A typesetter working with an $n$-letter alphabet has $k$ copies of each letter in his type case; how many $n$-letter words can he compose?
What is the number of $n$-letter words composed from an $n$-letter alphabet such that no letter appears more than $k$ times?
Denoting this number by $T_k(n)$, we have $T_1(n)=n!$ in a trivial way.
For $k=2$ we have, say, $T_2(1)=1$, $T_2(2)=4$, and $T_2(3)=24$; subsequent terms can be computed from $$ T_2(n) = \sum_{k=0}^{n/2} \frac{(n!)^2}{2^k(k!)^2\,(n-2k)!}. $$ The sequence $T_2(n)$ is OEIS A012244. Asymptotically, $$ T_2(n) = C\,(1+\sqrt 2)^n\, (n/e)^n (1+o(1)) $$ where $C=(1+1/\sqrt 2)^{1/2}$.

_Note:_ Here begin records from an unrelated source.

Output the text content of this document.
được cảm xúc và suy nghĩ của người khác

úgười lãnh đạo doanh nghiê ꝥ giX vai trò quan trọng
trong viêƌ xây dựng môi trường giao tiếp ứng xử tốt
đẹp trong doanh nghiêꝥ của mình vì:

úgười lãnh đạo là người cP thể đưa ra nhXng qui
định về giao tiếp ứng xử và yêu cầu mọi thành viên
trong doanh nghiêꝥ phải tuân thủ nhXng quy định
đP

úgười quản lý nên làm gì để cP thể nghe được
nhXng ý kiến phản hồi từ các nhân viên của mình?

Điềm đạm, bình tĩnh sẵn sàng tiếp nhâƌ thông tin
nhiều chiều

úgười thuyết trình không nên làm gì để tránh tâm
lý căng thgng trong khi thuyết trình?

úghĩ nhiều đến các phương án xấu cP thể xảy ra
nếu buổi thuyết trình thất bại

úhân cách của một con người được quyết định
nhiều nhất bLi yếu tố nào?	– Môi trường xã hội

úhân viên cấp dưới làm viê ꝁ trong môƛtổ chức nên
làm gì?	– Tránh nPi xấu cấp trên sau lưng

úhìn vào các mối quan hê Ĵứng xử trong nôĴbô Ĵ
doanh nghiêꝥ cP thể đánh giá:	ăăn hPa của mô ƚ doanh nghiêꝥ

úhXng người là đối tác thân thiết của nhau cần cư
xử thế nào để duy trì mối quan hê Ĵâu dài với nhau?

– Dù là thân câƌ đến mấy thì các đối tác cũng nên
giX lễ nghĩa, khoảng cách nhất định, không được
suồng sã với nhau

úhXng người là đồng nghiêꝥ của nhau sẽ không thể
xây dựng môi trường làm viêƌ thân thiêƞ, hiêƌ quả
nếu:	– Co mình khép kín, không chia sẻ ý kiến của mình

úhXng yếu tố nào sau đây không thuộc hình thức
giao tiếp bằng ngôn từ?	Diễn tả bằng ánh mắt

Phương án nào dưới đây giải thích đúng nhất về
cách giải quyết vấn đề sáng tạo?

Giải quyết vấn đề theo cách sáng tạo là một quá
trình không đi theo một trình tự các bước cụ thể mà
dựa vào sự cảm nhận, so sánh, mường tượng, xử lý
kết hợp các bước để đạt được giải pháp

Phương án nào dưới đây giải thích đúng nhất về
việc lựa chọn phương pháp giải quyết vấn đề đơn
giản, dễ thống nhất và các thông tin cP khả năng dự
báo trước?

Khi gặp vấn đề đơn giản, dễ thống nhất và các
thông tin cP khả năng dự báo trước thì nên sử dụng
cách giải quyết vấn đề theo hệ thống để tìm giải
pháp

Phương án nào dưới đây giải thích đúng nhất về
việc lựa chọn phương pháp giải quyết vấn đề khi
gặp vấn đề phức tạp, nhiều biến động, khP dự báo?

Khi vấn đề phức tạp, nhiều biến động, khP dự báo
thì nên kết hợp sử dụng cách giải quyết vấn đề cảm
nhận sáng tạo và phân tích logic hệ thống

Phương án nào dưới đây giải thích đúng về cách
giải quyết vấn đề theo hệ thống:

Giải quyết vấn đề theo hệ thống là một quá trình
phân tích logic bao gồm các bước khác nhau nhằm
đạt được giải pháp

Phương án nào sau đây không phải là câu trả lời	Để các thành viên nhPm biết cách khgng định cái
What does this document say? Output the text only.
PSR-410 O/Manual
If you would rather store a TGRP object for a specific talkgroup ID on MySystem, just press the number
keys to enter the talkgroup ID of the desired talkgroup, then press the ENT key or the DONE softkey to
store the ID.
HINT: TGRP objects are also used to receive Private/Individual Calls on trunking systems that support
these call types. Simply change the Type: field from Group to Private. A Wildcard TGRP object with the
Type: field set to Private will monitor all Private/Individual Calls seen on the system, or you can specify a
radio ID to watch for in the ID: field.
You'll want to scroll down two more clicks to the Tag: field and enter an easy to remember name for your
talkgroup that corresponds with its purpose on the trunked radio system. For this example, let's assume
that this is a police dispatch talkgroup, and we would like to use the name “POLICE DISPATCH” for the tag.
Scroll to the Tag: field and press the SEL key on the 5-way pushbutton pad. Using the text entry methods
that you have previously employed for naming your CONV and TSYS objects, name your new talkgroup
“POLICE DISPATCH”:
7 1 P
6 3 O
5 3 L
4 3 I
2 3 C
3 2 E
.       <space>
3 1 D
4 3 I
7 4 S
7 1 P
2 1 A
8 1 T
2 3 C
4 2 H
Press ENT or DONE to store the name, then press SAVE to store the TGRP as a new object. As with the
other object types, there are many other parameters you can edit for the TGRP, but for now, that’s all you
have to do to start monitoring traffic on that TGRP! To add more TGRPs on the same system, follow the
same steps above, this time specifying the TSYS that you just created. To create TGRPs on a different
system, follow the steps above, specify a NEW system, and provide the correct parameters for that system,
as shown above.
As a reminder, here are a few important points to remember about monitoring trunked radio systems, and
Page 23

What happens for $k\ge 3$? It would be great to have an asymptotic formula with an explicit remainder term; that is, without assuming that $k$ is fixed.
This problem is discussed in overwhelming detail in the following paper on arXiv: Coalescence under preimage constraints by Benjamin Otto. The relevant result is Corollary $7.8$, which implies that for fixed $k\ge 2$,
$$ T_k(n)=n!(\rho_k)^{-n}n^{-1/2}(2\pi \tau_k\rho_k \cdot e_{k-2}(\tau_k))^{-1/2}(1+o(1))\qquad \text{as }n\to\infty $$ where
$ e_k(x)=1+x+x^2/2!+\dots+x^k/k!,$
$\tau_k$ is the unique $x\in \mathbb R_{+}$ for which $e_k(x)-te_{k-1}(x)=0,$
$\rho_k=\tau_k/e(\tau_k)$.
I have not checked the details, but this agrees with your $k=2$ result.
I am paraphrasing their notation. They handle the more general case where the number of times each letter is allowed to appear is a set $\mathcal P$, when you are only concerned with $\mathcal P=\{0,1,\dots,k\}$. Whereas they have $e_{\mathcal P}(x)=\sum_{i\in \mathcal P}x^i/i!$, I replaced this with $e_k(x)$.